Democrats Seek to Seize Control of Deadlocked Michigan House in Special Elections

LANSING, Mich. (AP) -- Democratic lawmakers are hoping to win back a majority in the deadlocked Michigan House and regain control of the state government in two special elections on Tuesday.

Democrat Mai Xiong is taking on Republican Ronald Singer in District 13, while Peter Herzberg, a Democrat, faces Republican Josh Powell in District 25. Both districts are located just outside Detroit and are heavily Democratic, with the previous Democratic incumbents each having won by over 25 percentage points in 2022.

The lower chamber has been tied 54-54 between Democratic and Republican lawmakers since November, when two Democratic representatives vacated their seats after winning mayoral races in their hometowns. Democrats previously held a majority in both chambers along with control of the governor's office.

"These special elections will determine who controls the House here in Michigan and set the tone for November, when we will decide whether Democrats hold on to the state House," said Michigan Democratic Party Chair Lavora Barnes.

Democrats flipped both chambers in the 2022 midterms while maintaining control of the governor's office to win a trifecta for the first time in 40 years. They moved quickly to roll back decades of Republican measures and implement the party's agenda in their first year, including overhauling the state's gun laws.

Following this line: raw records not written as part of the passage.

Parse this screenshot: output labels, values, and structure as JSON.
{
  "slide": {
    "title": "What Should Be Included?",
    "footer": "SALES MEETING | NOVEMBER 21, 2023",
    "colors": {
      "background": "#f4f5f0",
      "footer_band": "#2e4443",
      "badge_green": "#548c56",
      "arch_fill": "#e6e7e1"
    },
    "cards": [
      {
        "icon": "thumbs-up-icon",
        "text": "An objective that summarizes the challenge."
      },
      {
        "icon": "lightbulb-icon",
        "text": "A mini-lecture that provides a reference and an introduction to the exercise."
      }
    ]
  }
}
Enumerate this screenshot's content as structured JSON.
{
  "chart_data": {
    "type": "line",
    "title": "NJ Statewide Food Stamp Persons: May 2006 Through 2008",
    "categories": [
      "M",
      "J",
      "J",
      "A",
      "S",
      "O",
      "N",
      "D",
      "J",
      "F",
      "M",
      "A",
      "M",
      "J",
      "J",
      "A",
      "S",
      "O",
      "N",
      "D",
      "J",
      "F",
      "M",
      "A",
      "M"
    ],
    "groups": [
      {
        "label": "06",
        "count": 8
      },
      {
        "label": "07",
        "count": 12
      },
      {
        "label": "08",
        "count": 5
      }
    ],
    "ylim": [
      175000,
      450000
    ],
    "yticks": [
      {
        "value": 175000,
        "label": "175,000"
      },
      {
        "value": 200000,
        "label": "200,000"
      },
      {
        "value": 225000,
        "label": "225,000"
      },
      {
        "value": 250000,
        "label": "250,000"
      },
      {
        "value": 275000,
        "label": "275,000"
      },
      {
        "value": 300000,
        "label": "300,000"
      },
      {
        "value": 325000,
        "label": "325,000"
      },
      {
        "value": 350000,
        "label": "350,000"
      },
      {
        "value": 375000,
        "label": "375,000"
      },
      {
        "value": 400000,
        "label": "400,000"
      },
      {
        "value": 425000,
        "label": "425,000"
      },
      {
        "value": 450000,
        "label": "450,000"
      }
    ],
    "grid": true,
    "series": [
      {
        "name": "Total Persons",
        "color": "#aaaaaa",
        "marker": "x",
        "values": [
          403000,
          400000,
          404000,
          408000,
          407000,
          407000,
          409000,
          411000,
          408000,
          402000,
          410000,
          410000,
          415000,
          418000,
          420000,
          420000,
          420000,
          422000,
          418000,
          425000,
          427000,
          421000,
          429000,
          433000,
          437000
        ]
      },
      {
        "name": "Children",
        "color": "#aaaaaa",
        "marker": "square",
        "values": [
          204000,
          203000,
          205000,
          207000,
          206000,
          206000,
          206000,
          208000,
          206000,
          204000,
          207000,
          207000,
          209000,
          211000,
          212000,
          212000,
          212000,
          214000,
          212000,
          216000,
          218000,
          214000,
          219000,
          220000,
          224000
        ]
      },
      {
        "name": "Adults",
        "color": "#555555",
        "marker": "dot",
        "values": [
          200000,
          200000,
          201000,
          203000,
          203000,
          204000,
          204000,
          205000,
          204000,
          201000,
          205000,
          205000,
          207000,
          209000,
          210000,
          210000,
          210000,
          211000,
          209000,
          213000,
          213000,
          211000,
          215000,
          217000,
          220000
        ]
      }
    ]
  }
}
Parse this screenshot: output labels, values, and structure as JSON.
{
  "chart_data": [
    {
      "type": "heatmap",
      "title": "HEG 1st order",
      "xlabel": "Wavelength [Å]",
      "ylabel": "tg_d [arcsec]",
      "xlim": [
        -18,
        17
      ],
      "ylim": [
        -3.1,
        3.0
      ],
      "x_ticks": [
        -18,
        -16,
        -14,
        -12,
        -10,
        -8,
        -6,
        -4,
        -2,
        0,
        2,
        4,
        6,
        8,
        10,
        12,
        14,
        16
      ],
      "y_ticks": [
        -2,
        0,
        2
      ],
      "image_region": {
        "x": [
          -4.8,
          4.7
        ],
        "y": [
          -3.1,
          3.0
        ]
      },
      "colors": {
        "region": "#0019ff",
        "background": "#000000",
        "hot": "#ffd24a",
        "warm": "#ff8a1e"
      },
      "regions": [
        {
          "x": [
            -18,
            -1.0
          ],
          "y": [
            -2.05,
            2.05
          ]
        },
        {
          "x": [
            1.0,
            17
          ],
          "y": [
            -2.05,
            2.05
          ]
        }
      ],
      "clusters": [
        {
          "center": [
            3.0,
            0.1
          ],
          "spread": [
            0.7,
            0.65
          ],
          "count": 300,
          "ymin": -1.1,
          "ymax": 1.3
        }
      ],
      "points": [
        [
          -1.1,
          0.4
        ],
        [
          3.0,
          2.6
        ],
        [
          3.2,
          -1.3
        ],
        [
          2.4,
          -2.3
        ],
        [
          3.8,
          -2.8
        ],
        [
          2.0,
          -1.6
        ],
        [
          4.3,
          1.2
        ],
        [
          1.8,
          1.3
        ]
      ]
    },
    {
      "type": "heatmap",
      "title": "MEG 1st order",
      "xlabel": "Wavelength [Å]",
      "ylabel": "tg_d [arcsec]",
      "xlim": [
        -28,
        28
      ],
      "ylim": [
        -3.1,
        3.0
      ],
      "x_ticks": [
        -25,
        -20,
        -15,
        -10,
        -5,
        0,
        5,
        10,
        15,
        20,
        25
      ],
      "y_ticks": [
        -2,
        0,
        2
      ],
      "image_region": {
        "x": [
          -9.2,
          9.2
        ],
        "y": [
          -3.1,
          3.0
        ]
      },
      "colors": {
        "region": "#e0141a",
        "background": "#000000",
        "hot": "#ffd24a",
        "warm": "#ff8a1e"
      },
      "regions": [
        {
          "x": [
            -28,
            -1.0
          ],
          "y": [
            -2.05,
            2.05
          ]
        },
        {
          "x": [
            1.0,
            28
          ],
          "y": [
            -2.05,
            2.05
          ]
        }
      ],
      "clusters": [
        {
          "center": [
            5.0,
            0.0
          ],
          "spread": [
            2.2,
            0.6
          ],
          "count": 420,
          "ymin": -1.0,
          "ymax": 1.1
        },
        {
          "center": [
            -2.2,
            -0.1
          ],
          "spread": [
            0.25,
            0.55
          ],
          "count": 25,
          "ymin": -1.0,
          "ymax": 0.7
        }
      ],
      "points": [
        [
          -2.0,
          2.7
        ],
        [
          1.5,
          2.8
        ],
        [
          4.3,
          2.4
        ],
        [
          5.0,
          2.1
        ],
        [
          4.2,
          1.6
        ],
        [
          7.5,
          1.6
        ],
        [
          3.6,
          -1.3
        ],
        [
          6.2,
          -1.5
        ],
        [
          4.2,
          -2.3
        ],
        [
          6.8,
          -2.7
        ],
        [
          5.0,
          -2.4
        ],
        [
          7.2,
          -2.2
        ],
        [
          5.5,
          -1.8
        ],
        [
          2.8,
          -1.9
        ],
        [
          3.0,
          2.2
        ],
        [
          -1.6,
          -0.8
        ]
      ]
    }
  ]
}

Since the House deadlocked, Republicans have pushed to pass legislation they say is bipartisan, such as a government transparency package, which would open the Legislature and governor's office up to public record requests. But very little legislation has been passed. Democrats have been unwilling to accept a joint power-sharing agreement proposed multiple times by Republican House Leader Matt Hall over the past few months.

If both Democratic candidates win Tuesday, the party will regain control through the end of the year, with each seat in the House up for reelection in November. Either party would need to win both seats to gain a majority.

Xiong is a Macomb County commissioner who was endorsed in the primary by Gov. Gretchen Whitmer. Her opponent, Singer, ran for the seat in 2022 and lost to former state Rep. Lori Stone by 34 percentage points.

In the 25th, Herzberg, a Westland City Council member, will take on Powell, a veteran who has said in his campaign that he would support less government, less regulation and lower taxes. Former Rep. Kevin Coleman, a Democrat, won the district by 26 percentage points in 2022.

Michigan Republican Party Chair Pete Hoekstra said Republicans still "forced the candidates and Democrat committees to spend money to protect these seats."

"Win or lose, I'm more convinced than ever that Republicans are motivated and the Democrats are not," Hoekstra said in a statement sent to The Associated Press.

After Tuesday's special elections, lawmakers are expected to turn their focus to a state budget with a self-imposed July 1 deadline. Whitmer used her January State of the State speech to propose an $81 billion budget that would provide free community college for all high school graduates and preschool for 4-year-olds.

In recent months, Democrats have also considered expanding the state's hate crime law and enacting a comprehensive school safety package spurred by the 2021 mass shooting at Oxford High School. A majority in the House would let them more easily move those proposals.

But lawmakers will be working against the clock if the deadlock ends Tuesday. They are set to take a summer break at the end of June and representatives will soon begin campaigning for reelection this fall in their districts.